Wednesday, April 3, 2013

Restaurant review, The Lincoln Dining Room.



Who beamed us aboard the Starship Enterprise?” muttered one of the suburban voyagers at my table as we waited for our cocktails to arrive at Lincoln Ristorante, the dazzling postmodern dining palace that opened earlier this fall at the northern end of the newly refurbished Lincoln Center. Peering from our darkened corner banquette, we could see all sorts of strange, unearthly sights. Unlike the stylish, dungeonlike restaurants downtown, this one was as big as a private-jet hangar and sheathed largely in glass. The gleaming, state-of-the-art kitchen was also partially glass-enclosed, and manned, like the deck of Captain James T. Kirk’s starship, by some of the universe’s top talent, led by Thomas Keller’s famously cerebral, Spocklike former lieutenant Jonathan Benno, dressed in crisply pressed chef’s whites. The ceiling was covered in polished mahogany and canted at dramatic angles like a great sweeping strip of origami, and all around us, as we sipped our $14 Negronis, the huge white theater buildings glittered and glowed like giant planets in the evening sky.
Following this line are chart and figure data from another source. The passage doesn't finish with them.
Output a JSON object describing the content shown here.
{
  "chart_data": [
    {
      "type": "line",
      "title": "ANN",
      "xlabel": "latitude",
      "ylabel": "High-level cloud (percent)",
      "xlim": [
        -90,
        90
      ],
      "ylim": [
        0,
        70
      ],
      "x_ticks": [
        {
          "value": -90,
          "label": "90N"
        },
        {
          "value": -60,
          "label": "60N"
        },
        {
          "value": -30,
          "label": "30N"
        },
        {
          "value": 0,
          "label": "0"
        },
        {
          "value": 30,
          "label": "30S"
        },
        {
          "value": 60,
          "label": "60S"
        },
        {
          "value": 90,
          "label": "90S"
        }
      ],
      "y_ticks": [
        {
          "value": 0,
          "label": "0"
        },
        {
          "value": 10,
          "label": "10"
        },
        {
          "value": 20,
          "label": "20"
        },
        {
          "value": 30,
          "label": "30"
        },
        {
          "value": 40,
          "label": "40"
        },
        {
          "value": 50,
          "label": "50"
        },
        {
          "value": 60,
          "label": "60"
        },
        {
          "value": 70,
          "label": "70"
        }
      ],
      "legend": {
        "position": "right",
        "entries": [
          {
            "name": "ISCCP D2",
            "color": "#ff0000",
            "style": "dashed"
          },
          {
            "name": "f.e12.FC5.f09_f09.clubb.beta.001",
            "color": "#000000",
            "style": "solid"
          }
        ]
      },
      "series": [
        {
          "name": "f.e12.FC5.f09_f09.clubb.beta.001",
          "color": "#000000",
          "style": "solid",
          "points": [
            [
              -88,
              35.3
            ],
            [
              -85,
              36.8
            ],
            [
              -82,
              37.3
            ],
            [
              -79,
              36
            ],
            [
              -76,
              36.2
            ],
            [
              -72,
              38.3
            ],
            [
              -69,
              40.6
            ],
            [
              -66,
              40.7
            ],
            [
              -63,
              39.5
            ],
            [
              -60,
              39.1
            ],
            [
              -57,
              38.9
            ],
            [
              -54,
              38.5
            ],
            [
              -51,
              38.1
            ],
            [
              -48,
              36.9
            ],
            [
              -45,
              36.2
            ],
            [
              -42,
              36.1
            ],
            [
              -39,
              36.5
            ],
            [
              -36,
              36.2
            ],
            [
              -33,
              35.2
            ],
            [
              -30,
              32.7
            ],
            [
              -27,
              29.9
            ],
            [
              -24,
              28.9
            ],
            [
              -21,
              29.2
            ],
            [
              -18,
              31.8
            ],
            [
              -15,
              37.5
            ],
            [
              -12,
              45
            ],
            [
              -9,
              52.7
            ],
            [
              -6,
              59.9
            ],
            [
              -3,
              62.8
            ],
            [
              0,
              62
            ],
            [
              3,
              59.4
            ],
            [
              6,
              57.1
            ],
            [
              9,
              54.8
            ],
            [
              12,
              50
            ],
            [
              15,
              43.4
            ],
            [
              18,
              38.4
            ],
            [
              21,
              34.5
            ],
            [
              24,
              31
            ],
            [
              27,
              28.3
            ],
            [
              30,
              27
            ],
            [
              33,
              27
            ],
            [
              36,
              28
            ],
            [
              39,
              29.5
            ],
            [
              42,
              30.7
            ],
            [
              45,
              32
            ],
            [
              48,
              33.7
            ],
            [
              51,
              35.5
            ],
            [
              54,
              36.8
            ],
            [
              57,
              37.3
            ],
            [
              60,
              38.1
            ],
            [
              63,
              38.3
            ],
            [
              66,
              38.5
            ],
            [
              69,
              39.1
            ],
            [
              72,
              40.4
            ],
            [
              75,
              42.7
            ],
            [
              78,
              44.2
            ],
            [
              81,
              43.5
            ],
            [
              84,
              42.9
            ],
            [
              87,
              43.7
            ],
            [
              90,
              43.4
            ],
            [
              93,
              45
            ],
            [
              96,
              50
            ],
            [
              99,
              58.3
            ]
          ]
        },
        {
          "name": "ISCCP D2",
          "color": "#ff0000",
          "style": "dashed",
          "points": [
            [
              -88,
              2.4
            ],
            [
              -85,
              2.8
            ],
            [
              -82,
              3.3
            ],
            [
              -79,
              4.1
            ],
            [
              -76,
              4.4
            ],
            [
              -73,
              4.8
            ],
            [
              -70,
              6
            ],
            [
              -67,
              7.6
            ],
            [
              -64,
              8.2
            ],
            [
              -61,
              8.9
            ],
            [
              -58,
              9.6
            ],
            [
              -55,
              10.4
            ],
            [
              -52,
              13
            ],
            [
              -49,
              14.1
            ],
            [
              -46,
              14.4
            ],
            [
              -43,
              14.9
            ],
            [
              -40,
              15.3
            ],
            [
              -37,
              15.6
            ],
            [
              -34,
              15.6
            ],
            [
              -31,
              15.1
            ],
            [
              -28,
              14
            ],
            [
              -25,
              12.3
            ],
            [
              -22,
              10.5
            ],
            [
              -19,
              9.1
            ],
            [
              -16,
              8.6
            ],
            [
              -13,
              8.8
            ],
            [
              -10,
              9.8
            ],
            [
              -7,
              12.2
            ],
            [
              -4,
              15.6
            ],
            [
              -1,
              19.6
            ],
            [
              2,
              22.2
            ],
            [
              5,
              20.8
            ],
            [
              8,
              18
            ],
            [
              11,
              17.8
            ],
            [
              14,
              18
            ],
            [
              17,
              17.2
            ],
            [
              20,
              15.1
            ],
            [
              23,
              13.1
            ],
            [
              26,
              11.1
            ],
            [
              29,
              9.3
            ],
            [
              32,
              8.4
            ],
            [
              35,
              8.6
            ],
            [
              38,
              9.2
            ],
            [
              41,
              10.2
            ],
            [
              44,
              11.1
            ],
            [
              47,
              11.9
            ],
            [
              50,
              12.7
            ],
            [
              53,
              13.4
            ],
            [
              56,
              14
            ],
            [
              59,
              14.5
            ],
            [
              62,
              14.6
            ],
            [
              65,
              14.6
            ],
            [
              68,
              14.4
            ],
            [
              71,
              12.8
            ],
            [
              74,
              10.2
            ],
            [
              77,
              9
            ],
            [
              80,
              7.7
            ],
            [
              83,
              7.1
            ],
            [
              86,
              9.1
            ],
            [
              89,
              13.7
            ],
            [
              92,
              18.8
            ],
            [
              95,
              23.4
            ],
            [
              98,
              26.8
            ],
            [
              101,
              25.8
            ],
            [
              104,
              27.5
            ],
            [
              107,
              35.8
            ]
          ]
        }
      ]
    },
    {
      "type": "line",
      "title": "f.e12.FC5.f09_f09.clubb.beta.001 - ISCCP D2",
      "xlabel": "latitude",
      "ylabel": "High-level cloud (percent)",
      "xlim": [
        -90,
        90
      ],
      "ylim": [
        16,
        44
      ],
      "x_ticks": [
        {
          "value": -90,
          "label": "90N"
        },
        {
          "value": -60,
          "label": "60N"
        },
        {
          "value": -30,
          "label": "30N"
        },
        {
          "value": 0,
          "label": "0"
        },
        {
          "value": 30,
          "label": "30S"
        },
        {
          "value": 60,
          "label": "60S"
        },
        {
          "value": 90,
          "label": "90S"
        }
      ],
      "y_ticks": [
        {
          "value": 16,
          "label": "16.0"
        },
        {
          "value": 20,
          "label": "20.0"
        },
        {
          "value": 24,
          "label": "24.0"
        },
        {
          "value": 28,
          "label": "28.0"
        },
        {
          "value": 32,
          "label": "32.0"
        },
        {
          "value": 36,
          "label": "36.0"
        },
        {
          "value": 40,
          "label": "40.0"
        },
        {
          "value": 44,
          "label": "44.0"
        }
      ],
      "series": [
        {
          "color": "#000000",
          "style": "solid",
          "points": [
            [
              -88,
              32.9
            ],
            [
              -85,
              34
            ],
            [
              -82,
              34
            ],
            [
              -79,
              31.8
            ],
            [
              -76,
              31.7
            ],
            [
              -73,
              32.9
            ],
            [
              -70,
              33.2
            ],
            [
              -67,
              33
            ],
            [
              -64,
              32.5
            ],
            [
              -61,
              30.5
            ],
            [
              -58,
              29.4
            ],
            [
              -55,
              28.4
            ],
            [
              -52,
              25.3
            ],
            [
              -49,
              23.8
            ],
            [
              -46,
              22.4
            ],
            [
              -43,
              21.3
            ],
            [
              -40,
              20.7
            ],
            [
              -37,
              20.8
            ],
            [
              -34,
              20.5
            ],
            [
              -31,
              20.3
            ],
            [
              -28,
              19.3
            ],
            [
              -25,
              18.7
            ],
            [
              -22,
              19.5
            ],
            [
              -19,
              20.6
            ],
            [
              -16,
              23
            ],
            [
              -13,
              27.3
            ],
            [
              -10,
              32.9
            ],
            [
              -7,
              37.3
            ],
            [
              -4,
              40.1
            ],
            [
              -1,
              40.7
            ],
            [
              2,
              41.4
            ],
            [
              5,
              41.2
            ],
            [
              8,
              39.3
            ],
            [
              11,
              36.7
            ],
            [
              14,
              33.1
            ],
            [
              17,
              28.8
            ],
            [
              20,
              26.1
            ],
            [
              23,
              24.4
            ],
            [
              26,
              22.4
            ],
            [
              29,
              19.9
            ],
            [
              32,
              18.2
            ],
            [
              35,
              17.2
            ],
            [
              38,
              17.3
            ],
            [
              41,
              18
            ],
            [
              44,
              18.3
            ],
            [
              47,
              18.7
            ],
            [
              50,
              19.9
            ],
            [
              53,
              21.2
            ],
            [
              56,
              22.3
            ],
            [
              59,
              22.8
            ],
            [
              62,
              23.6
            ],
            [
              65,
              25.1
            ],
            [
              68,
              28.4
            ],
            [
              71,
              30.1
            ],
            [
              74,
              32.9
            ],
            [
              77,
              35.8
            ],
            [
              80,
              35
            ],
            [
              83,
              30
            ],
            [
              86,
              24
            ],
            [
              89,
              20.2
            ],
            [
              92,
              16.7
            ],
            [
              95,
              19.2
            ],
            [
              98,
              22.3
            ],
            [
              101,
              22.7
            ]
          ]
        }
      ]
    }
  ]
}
This kind of theatrical spectacle has been a dim memory lately, in this burger-ravaged, postcrash metropolis. So you have to give the proprietors (the giant Patina Restaurant Group, in tandem with Lincoln Center) credit for thinking on such a grand, even majestic, scale. Unlike other ambitious New York restaurants of recent vintage, this 50-table operation isn’t housed in an old meatpacking plant, or a battered Brooklyn townhouse, or in the back of a formerly posh hotel. It resides in its own multilevel, $20 million “pavilion,” outfitted from scratch (by the architectural firm Diller Scofidio + Renfro, which also oversaw the Lincoln Center renovation) with a marble bar and three separate dining sections—one by the kitchen; one facing south, overlooking the theater spaces; and the other to the west. The wine tower, too, is made with glass, the chairs are covered in cream-colored faux leather, and if you wish to digest your meal in a more bucolic atmosphere, you can do that on the roof, which is covered in a carefully manicured meadow of grass.